On March 6, 2017, by a party-line vote of 49-48, the United States Senate passed a resolution of disapproval (H.J. Res. 37) pursuant to the Congressional Review Act, to preclude enforcement of the Federal Acquisition Regulatory (FAR) Council’s final rule implementing President Obama’s “Fair Pay and Safe Workplaces” executive order. As outlined in greater detail in earlier posts, the rule would require offerors on contracts or subcontracts estimated to exceed $500,000 to disclose “any administrative merits determination, arbitral award or decision, or civil judgment” against the contractor under fourteen enumerated labor and employment statutes and Executive Orders (“labor law violations”), for the three years preceding the contract bid. These disclosures, and any additional information supplied, would be taken into account by contracting officers in making responsibility determinations and awarding contracts.

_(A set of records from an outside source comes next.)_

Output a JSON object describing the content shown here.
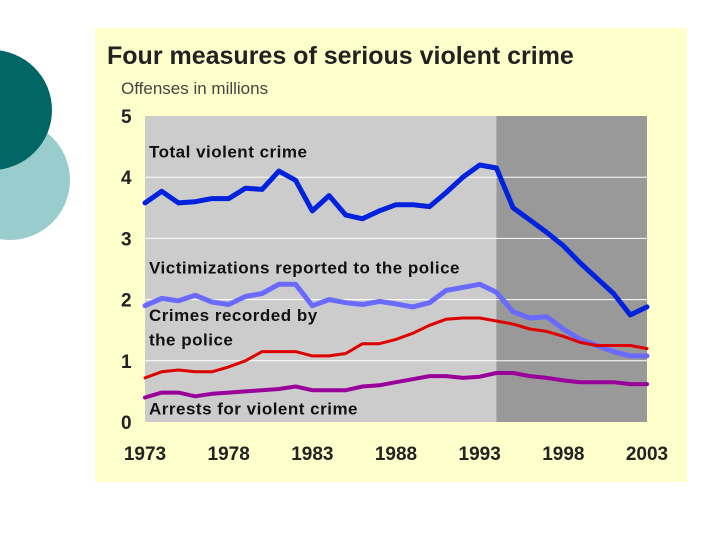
{
  "chart_data": {
    "type": "line",
    "title": "Four measures of serious violent crime",
    "ylabel": "Offenses in millions",
    "xlabel": "",
    "xlim": [
      1973,
      2003
    ],
    "ylim": [
      0,
      5
    ],
    "x_ticks": [
      1973,
      1978,
      1983,
      1988,
      1993,
      1998,
      2003
    ],
    "x_tick_labels": [
      "1973",
      "1978",
      "1983",
      "1988",
      "1993",
      "1998",
      "2003"
    ],
    "y_ticks": [
      0,
      1,
      2,
      3,
      4,
      5
    ],
    "y_tick_labels": [
      "0",
      "1",
      "2",
      "3",
      "4",
      "5"
    ],
    "grid": true,
    "shaded_region": {
      "from": 1994,
      "to": 2003,
      "color": "#999999"
    },
    "plot_background": "#cccccc",
    "x": [
      1973,
      1974,
      1975,
      1976,
      1977,
      1978,
      1979,
      1980,
      1981,
      1982,
      1983,
      1984,
      1985,
      1986,
      1987,
      1988,
      1989,
      1990,
      1991,
      1992,
      1993,
      1994,
      1995,
      1996,
      1997,
      1998,
      1999,
      2000,
      2001,
      2002,
      2003
    ],
    "series": [
      {
        "name": "Total violent crime",
        "color": "#0022dd",
        "width": 5,
        "values": [
          3.58,
          3.77,
          3.58,
          3.6,
          3.65,
          3.65,
          3.82,
          3.8,
          4.1,
          3.95,
          3.45,
          3.7,
          3.38,
          3.32,
          3.45,
          3.55,
          3.55,
          3.52,
          3.75,
          4.0,
          4.2,
          4.15,
          3.5,
          3.3,
          3.1,
          2.88,
          2.6,
          2.35,
          2.1,
          1.75,
          1.88
        ]
      },
      {
        "name": "Victimizations reported to the police",
        "color": "#6a6aff",
        "width": 5,
        "values": [
          1.9,
          2.02,
          1.98,
          2.07,
          1.96,
          1.92,
          2.05,
          2.1,
          2.25,
          2.25,
          1.9,
          2.0,
          1.95,
          1.92,
          1.97,
          1.93,
          1.88,
          1.95,
          2.15,
          2.2,
          2.25,
          2.12,
          1.8,
          1.7,
          1.72,
          1.52,
          1.35,
          1.25,
          1.15,
          1.08,
          1.08
        ]
      },
      {
        "name": "Crimes recorded by the police",
        "color": "#dd0000",
        "width": 3,
        "values": [
          0.72,
          0.82,
          0.85,
          0.82,
          0.82,
          0.9,
          1.0,
          1.15,
          1.15,
          1.15,
          1.08,
          1.08,
          1.12,
          1.28,
          1.28,
          1.35,
          1.45,
          1.58,
          1.68,
          1.7,
          1.7,
          1.65,
          1.6,
          1.52,
          1.48,
          1.4,
          1.3,
          1.25,
          1.25,
          1.25,
          1.2
        ]
      },
      {
        "name": "Arrests for violent crime",
        "color": "#990099",
        "width": 4,
        "values": [
          0.4,
          0.48,
          0.48,
          0.42,
          0.46,
          0.48,
          0.5,
          0.52,
          0.54,
          0.58,
          0.52,
          0.52,
          0.52,
          0.58,
          0.6,
          0.65,
          0.7,
          0.75,
          0.75,
          0.72,
          0.74,
          0.8,
          0.8,
          0.75,
          0.72,
          0.68,
          0.65,
          0.65,
          0.65,
          0.62,
          0.62
        ]
      }
    ],
    "annotations": [
      {
        "text": "Total violent crime",
        "x": 1973,
        "y": 4.32,
        "series": 0
      },
      {
        "text": "Victimizations reported to the police",
        "x": 1973,
        "y": 2.43,
        "series": 1
      },
      {
        "text": "Crimes recorded by",
        "x": 1973,
        "y": 1.65,
        "series": 2
      },
      {
        "text": "the police",
        "x": 1973,
        "y": 1.25,
        "series": 2
      },
      {
        "text": "Arrests for violent crime",
        "x": 1973,
        "y": 0.12,
        "series": 3
      }
    ]
  }
}
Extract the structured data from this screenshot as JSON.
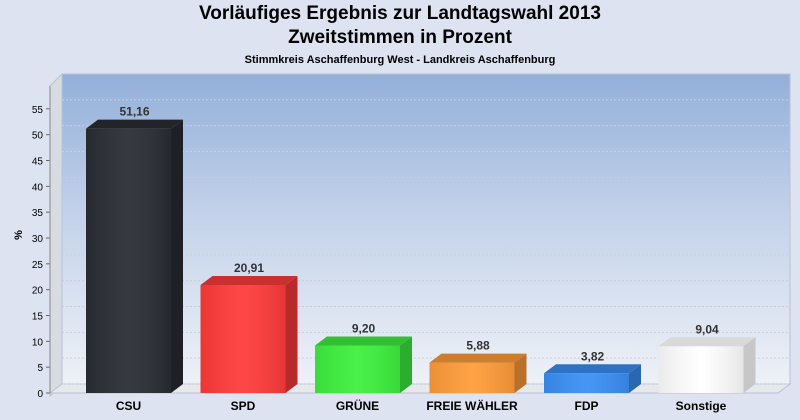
{
  "chart_data": {
    "type": "bar",
    "title": "Vorläufiges Ergebnis zur Landtagswahl 2013",
    "subtitle": "Zweitstimmen in Prozent",
    "caption": "Stimmkreis Aschaffenburg West - Landkreis Aschaffenburg",
    "ylabel": "%",
    "xlabel": "",
    "ylim": [
      0,
      60
    ],
    "yticks": [
      0,
      5,
      10,
      15,
      20,
      25,
      30,
      35,
      40,
      45,
      50,
      55
    ],
    "grid": true,
    "categories": [
      "CSU",
      "SPD",
      "GRÜNE",
      "FREIE WÄHLER",
      "FDP",
      "Sonstige"
    ],
    "values": [
      51.16,
      20.91,
      9.2,
      5.88,
      3.82,
      9.04
    ],
    "value_labels": [
      "51,16",
      "20,91",
      "9,20",
      "5,88",
      "3,82",
      "9,04"
    ],
    "colors": [
      "#2a2d35",
      "#ff3b3b",
      "#3ef03e",
      "#ff9c3a",
      "#3b8ff5",
      "#ffffff"
    ]
  }
}
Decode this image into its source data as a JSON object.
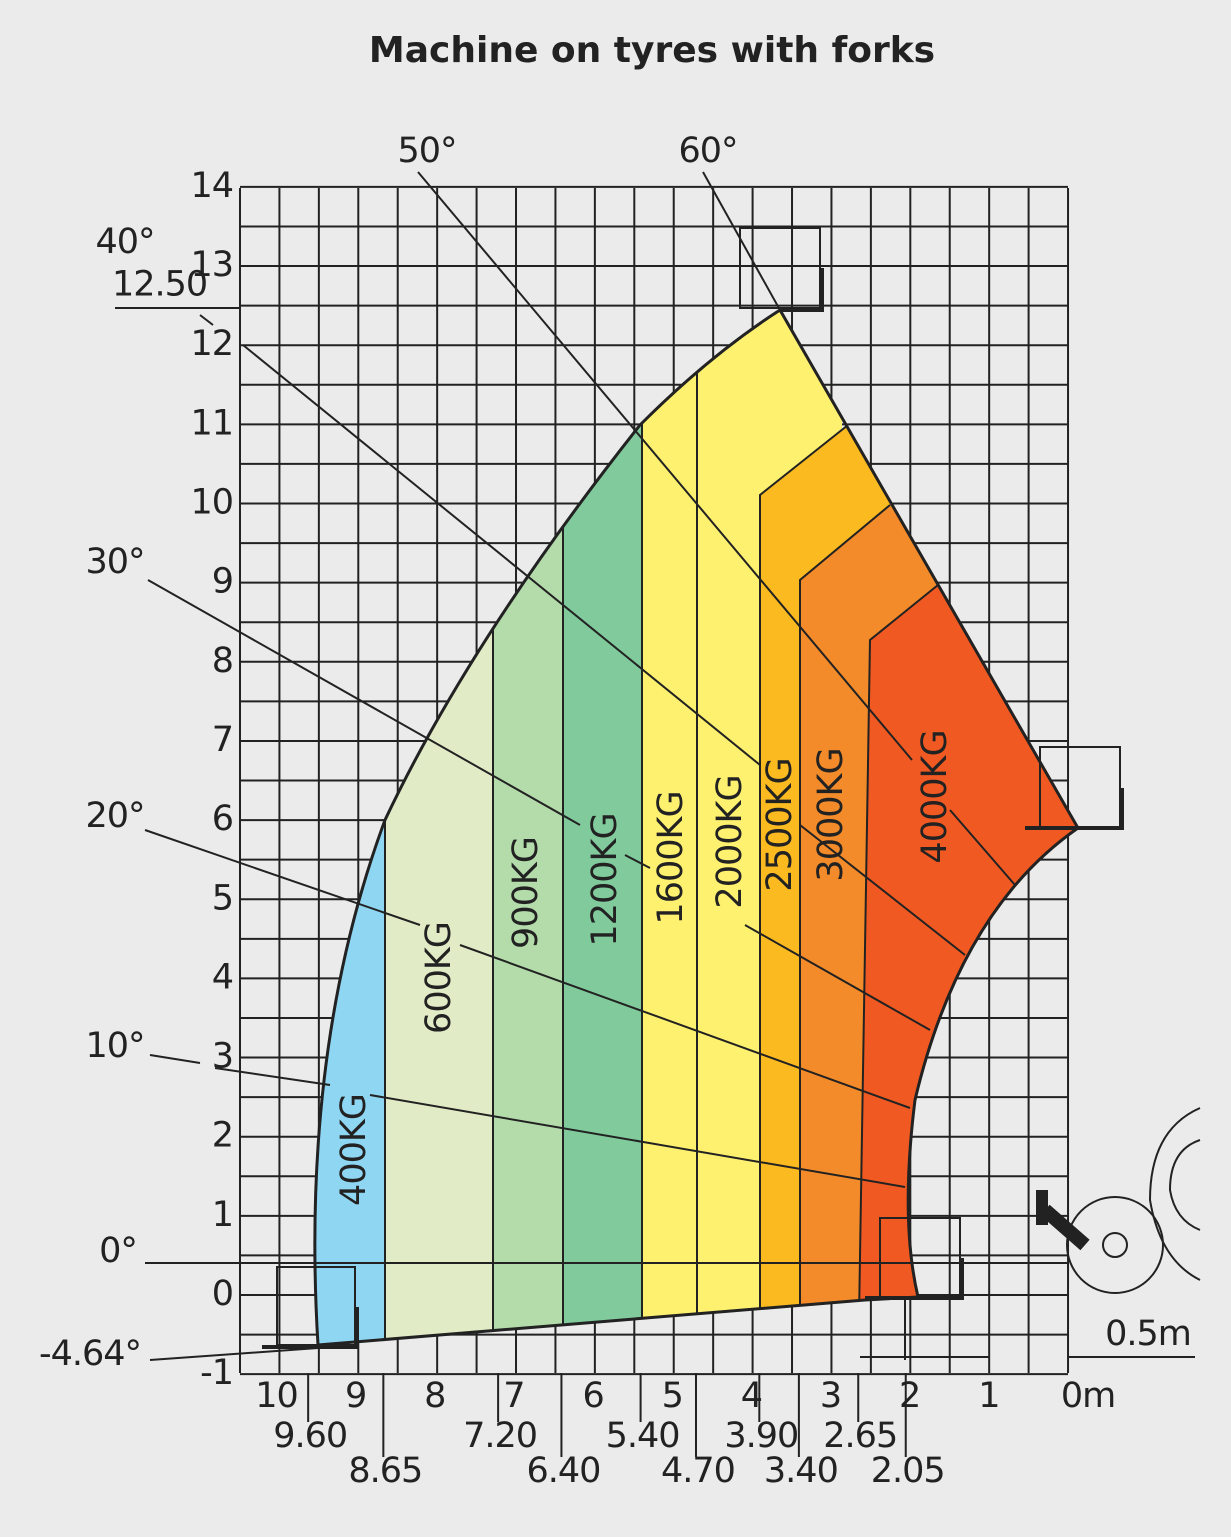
{
  "header": {
    "title": "Machine on tyres with forks"
  },
  "height_axis": {
    "ticks": [
      -1,
      0,
      1,
      2,
      3,
      4,
      5,
      6,
      7,
      8,
      9,
      10,
      11,
      12,
      13,
      14
    ],
    "max_height": {
      "value": 12.5,
      "label": "12.50"
    }
  },
  "reach_axis": {
    "ticks": [
      10,
      9,
      8,
      7,
      6,
      5,
      4,
      3,
      2,
      1,
      {
        "value": 0,
        "label": "0m"
      }
    ],
    "zone_limits": [
      {
        "value": 9.6,
        "label": "9.60"
      },
      {
        "value": 8.65,
        "label": "8.65"
      },
      {
        "value": 7.2,
        "label": "7.20"
      },
      {
        "value": 6.4,
        "label": "6.40"
      },
      {
        "value": 5.4,
        "label": "5.40"
      },
      {
        "value": 4.7,
        "label": "4.70"
      },
      {
        "value": 3.9,
        "label": "3.90"
      },
      {
        "value": 3.4,
        "label": "3.40"
      },
      {
        "value": 2.65,
        "label": "2.65"
      },
      {
        "value": 2.05,
        "label": "2.05"
      }
    ]
  },
  "angles": [
    "60°",
    "50°",
    "40°",
    "30°",
    "20°",
    "10°",
    "0°",
    "-4.64°"
  ],
  "zones": [
    "400KG",
    "600KG",
    "900KG",
    "1200KG",
    "1600KG",
    "2000KG",
    "2500KG",
    "3000KG",
    "4000KG"
  ],
  "scale_note": "0.5m"
}
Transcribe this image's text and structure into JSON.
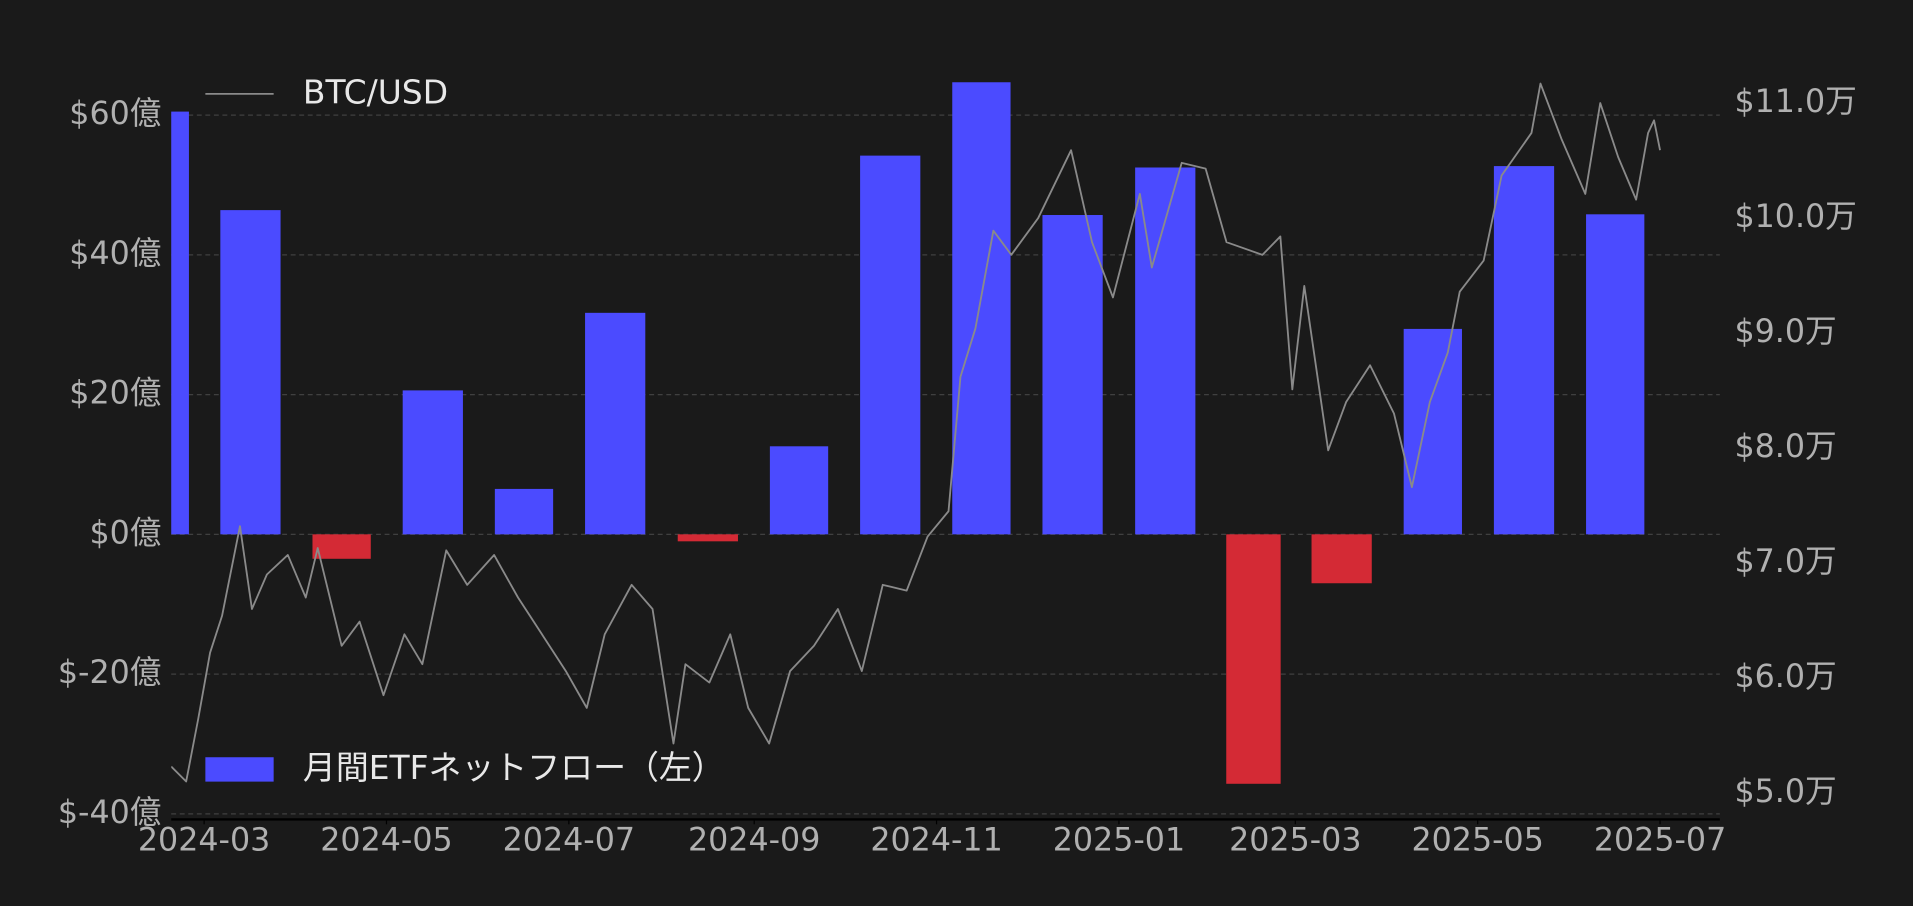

The rule exceeded the President’s authority, denied statutory due process rights to covered contractors, and expanded statutory penalties beyond those proscribed by Congress. As noted in the Washington Post, by Marc Freedman, executive director of labor law policy with the U.S. Chamber of Commerce:
They define violations to include mere allegations and citations where the contractors haven’t had a chance to defend them. We consider this a violation of their constitutional due-process rights.
It was thus entirely unconstitutional, which is why in October 2016, on the eve of its effective date, a federal judge in Texas enjoined most parts of it. This resolution, however, would officially remove the rule from the Federal Acquisition Regulation and prevent its future enforcement. In February, a House vote approved the resolution, 236-187. The bill is likely headed now to the White House for President Trump’s signature.